Railway Operator, Shenzhen Bourse Sign Strategic Agreement
China’s state-owned rail operator has formed an alliance with the Shenzhen Stock Exchange in a move that could see it raise money from private investors to ease its debt.
China Railway Corp. (CRC) has signed a “strategic” agreement with the Shenzhen Stock Exchange, in which the latter will help CRC to carry out plans including “debt-to-equity swaps, asset securitization and mixed-ownership reform,” according to Lu Dongfu, chief manager of CRC.
Lu held a meeting with Wu Lijun, president of the Shenzhen Stock Exchange, on Tuesday. It is not clear which of CRC’s subsidiaries will eventually be listed on the Shenzhen stock exchange, or when these plans will be carried out.
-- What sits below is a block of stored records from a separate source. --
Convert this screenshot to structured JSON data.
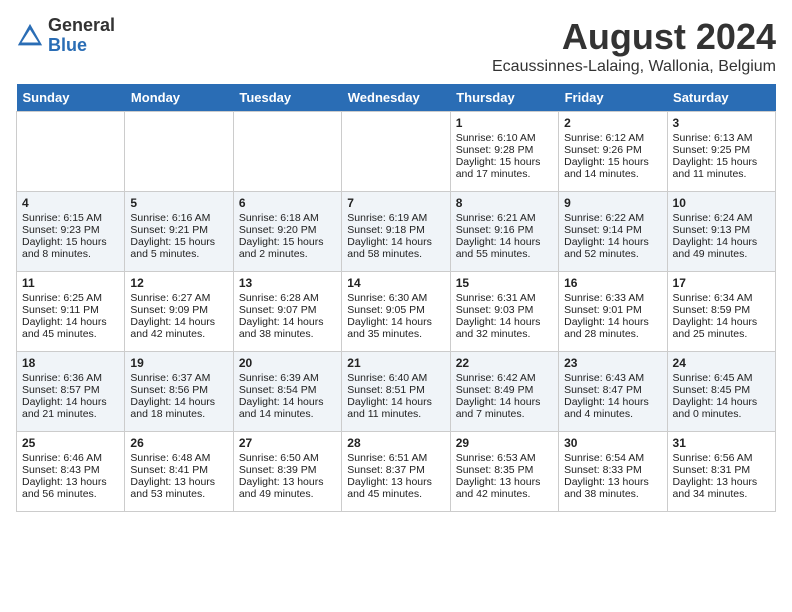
{
  "logo": {
    "general": "General",
    "blue": "Blue"
  },
  "title": "August 2024",
  "subtitle": "Ecaussinnes-Lalaing, Wallonia, Belgium",
  "days_of_week": [
    "Sunday",
    "Monday",
    "Tuesday",
    "Wednesday",
    "Thursday",
    "Friday",
    "Saturday"
  ],
  "weeks": [
    [
      {
        "day": "",
        "content": ""
      },
      {
        "day": "",
        "content": ""
      },
      {
        "day": "",
        "content": ""
      },
      {
        "day": "",
        "content": ""
      },
      {
        "day": "1",
        "content": "Sunrise: 6:10 AM\nSunset: 9:28 PM\nDaylight: 15 hours and 17 minutes."
      },
      {
        "day": "2",
        "content": "Sunrise: 6:12 AM\nSunset: 9:26 PM\nDaylight: 15 hours and 14 minutes."
      },
      {
        "day": "3",
        "content": "Sunrise: 6:13 AM\nSunset: 9:25 PM\nDaylight: 15 hours and 11 minutes."
      }
    ],
    [
      {
        "day": "4",
        "content": "Sunrise: 6:15 AM\nSunset: 9:23 PM\nDaylight: 15 hours and 8 minutes."
      },
      {
        "day": "5",
        "content": "Sunrise: 6:16 AM\nSunset: 9:21 PM\nDaylight: 15 hours and 5 minutes."
      },
      {
        "day": "6",
        "content": "Sunrise: 6:18 AM\nSunset: 9:20 PM\nDaylight: 15 hours and 2 minutes."
      },
      {
        "day": "7",
        "content": "Sunrise: 6:19 AM\nSunset: 9:18 PM\nDaylight: 14 hours and 58 minutes."
      },
      {
        "day": "8",
        "content": "Sunrise: 6:21 AM\nSunset: 9:16 PM\nDaylight: 14 hours and 55 minutes."
      },
      {
        "day": "9",
        "content": "Sunrise: 6:22 AM\nSunset: 9:14 PM\nDaylight: 14 hours and 52 minutes."
      },
      {
        "day": "10",
        "content": "Sunrise: 6:24 AM\nSunset: 9:13 PM\nDaylight: 14 hours and 49 minutes."
      }
    ],
    [
      {
        "day": "11",
        "content": "Sunrise: 6:25 AM\nSunset: 9:11 PM\nDaylight: 14 hours and 45 minutes."
      },
      {
        "day": "12",
        "content": "Sunrise: 6:27 AM\nSunset: 9:09 PM\nDaylight: 14 hours and 42 minutes."
      },
      {
        "day": "13",
        "content": "Sunrise: 6:28 AM\nSunset: 9:07 PM\nDaylight: 14 hours and 38 minutes."
      },
      {
        "day": "14",
        "content": "Sunrise: 6:30 AM\nSunset: 9:05 PM\nDaylight: 14 hours and 35 minutes."
      },
      {
        "day": "15",
        "content": "Sunrise: 6:31 AM\nSunset: 9:03 PM\nDaylight: 14 hours and 32 minutes."
      },
      {
        "day": "16",
        "content": "Sunrise: 6:33 AM\nSunset: 9:01 PM\nDaylight: 14 hours and 28 minutes."
      },
      {
        "day": "17",
        "content": "Sunrise: 6:34 AM\nSunset: 8:59 PM\nDaylight: 14 hours and 25 minutes."
      }
    ],
    [
      {
        "day": "18",
        "content": "Sunrise: 6:36 AM\nSunset: 8:57 PM\nDaylight: 14 hours and 21 minutes."
      },
      {
        "day": "19",
        "content": "Sunrise: 6:37 AM\nSunset: 8:56 PM\nDaylight: 14 hours and 18 minutes."
      },
      {
        "day": "20",
        "content": "Sunrise: 6:39 AM\nSunset: 8:54 PM\nDaylight: 14 hours and 14 minutes."
      },
      {
        "day": "21",
        "content": "Sunrise: 6:40 AM\nSunset: 8:51 PM\nDaylight: 14 hours and 11 minutes."
      },
      {
        "day": "22",
        "content": "Sunrise: 6:42 AM\nSunset: 8:49 PM\nDaylight: 14 hours and 7 minutes."
      },
      {
        "day": "23",
        "content": "Sunrise: 6:43 AM\nSunset: 8:47 PM\nDaylight: 14 hours and 4 minutes."
      },
      {
        "day": "24",
        "content": "Sunrise: 6:45 AM\nSunset: 8:45 PM\nDaylight: 14 hours and 0 minutes."
      }
    ],
    [
      {
        "day": "25",
        "content": "Sunrise: 6:46 AM\nSunset: 8:43 PM\nDaylight: 13 hours and 56 minutes."
      },
      {
        "day": "26",
        "content": "Sunrise: 6:48 AM\nSunset: 8:41 PM\nDaylight: 13 hours and 53 minutes."
      },
      {
        "day": "27",
        "content": "Sunrise: 6:50 AM\nSunset: 8:39 PM\nDaylight: 13 hours and 49 minutes."
      },
      {
        "day": "28",
        "content": "Sunrise: 6:51 AM\nSunset: 8:37 PM\nDaylight: 13 hours and 45 minutes."
      },
      {
        "day": "29",
        "content": "Sunrise: 6:53 AM\nSunset: 8:35 PM\nDaylight: 13 hours and 42 minutes."
      },
      {
        "day": "30",
        "content": "Sunrise: 6:54 AM\nSunset: 8:33 PM\nDaylight: 13 hours and 38 minutes."
      },
      {
        "day": "31",
        "content": "Sunrise: 6:56 AM\nSunset: 8:31 PM\nDaylight: 13 hours and 34 minutes."
      }
    ]
  ]
}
The move came weeks after CRC published a long-delayed policy document in which it said it would keep promoting reforms and the reorganization of the railway system to set up efficient corporate structures and widen access to private investors.
According to the development plan, private investors will be encouraged to take part in mixed-ownership reform. Also, it will encourage railway assets with good capital flow and business operations to list on stock exchanges.
China’s railway sector has developed rapidly over the last few years, helping the country build the world’s largest rail network, which had 127,000 kilometers (78,900 miles) of track at the end of 2017, according to CRC. High-speed rail made up 20% of the network.
However, the years-long investment frenzy means that CRC has also taken on a lot of debt. After the company was spun off from the now-defunct Ministry of Railways in 2013, its debt grew from 2.66 trillion yuan ($409.2 billion) to 4.72 trillion yuan as of the first quarter of 2017.
In what appears to be the latest sign of the railway operator moving to rein in the debt problem, CRC set an investment target this month that is 8.5% less than the 800 billion yuan benchmark it had used since 2014.
Additionally, in November Caixin learned from various sources that Beijing has tightened approval of local transportation projects in 2017 to curb risks from the debt-driven infrastructure boom. Cities in northern China’s Inner Mongolia region had scrapped subway and expressway construction plans worth billions of dollars due to financial concerns.